Menjadi bahagia adalah salah satu tujuan yang selalu hinggap di pikiran Lara setiap harinya. Bukan karena dia merasa selalu sedih, tapi dia memiliki banyak sekali pikiran dan anggapan tentang terlalu banyak bahagia pasti akan ada kesakitan setelahnya. Bukankah pikiran seperti itu memang selalu ada bagi kebanyakan orang?
Gadis itu menanti kapan rasa sakit itu datang, tapi di lain sisi, dia berharap tidak pernah merasakan perasaan sakit tentang apapun. Dia tidak mau menjadi penuh kesedihan. Dia mulai bosan menangis dan rasanya, dia tidak akan percaya bahwa bahagia akan selalu diisi dengan kebahagiaan. Akan tetapi, memangnya harus begitu, kan?
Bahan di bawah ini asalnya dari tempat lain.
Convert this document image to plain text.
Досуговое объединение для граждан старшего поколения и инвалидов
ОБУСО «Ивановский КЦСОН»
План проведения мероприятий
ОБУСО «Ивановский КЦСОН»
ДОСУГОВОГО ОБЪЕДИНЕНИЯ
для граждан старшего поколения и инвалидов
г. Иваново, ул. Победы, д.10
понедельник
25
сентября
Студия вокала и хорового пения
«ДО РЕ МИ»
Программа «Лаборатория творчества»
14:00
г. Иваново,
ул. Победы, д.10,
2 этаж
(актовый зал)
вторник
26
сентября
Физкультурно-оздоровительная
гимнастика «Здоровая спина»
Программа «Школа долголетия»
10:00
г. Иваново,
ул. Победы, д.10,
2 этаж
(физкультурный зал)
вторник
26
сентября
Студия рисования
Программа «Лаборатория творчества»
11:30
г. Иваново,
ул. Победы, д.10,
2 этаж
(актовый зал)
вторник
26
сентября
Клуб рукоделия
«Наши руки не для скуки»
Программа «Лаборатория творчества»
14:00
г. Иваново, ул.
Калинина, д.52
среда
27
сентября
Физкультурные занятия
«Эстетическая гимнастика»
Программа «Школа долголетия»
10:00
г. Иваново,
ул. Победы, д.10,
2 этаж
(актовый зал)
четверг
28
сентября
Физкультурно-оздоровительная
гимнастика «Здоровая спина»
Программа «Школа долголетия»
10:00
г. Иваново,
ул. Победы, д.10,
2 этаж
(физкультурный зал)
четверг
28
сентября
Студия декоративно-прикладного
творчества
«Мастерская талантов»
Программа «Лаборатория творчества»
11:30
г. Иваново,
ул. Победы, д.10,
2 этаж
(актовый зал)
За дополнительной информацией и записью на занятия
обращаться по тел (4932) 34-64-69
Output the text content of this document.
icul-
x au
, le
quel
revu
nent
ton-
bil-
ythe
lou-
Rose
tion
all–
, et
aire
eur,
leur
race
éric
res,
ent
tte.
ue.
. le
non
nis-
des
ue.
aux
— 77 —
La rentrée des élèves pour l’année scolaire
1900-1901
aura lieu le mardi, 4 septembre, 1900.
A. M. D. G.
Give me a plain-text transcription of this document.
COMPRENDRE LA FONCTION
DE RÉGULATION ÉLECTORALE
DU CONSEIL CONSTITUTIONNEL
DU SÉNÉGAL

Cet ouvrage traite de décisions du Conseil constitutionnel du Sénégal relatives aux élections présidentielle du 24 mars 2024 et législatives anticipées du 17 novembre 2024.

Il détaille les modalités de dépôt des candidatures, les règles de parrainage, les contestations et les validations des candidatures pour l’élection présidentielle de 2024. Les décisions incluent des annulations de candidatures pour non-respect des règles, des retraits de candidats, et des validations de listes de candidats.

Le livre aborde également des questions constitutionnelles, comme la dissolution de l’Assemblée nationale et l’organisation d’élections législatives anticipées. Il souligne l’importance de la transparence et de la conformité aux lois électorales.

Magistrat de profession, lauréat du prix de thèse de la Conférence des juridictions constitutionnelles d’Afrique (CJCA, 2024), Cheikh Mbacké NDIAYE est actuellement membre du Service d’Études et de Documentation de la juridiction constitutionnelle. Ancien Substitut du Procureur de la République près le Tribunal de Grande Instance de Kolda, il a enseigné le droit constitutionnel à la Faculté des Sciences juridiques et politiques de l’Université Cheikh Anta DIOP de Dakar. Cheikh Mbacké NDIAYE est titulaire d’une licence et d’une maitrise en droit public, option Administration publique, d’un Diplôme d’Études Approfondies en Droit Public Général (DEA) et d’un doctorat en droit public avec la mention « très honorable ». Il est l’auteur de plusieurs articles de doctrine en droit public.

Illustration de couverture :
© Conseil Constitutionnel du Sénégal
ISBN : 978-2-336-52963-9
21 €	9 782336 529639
Kebahagiaan yang akan selalu diisi dengan bahagia, tidak ada kesedihan, tidak ada rasa sakit, harusnya selalu begitu.
Namun mengapa Lara mulai meragukannya? Perasaannya dan hatinya terus meragukan itu.
Meragukan dirinya, hubungannya bersama Jaka.
Gadis itu mengela napas panjang sambil menatap cowok yang berdiri tepat di depannya, di tengah kepadatan peron 6 dan 7 stasiun Manggarai hari Senin. Dia tersenyum tipis, tangannya bergerak masuk ke dalam saku blazer yang saat ini dikenakannya, cukup rapi untuk ukuran cowok yang lebih sering mengenakan outer kemeja atau hanya kaus dengan lengan melewati siku untuk menutupi sebagian tatonya.
"Kenapa?" cowok itu berbisik, menarik gadis itu merapat kepadanya selagi mereka sudah mulai bergabung di dalam kereta tujuan Kampung Bandan yang berhenti di peron 7.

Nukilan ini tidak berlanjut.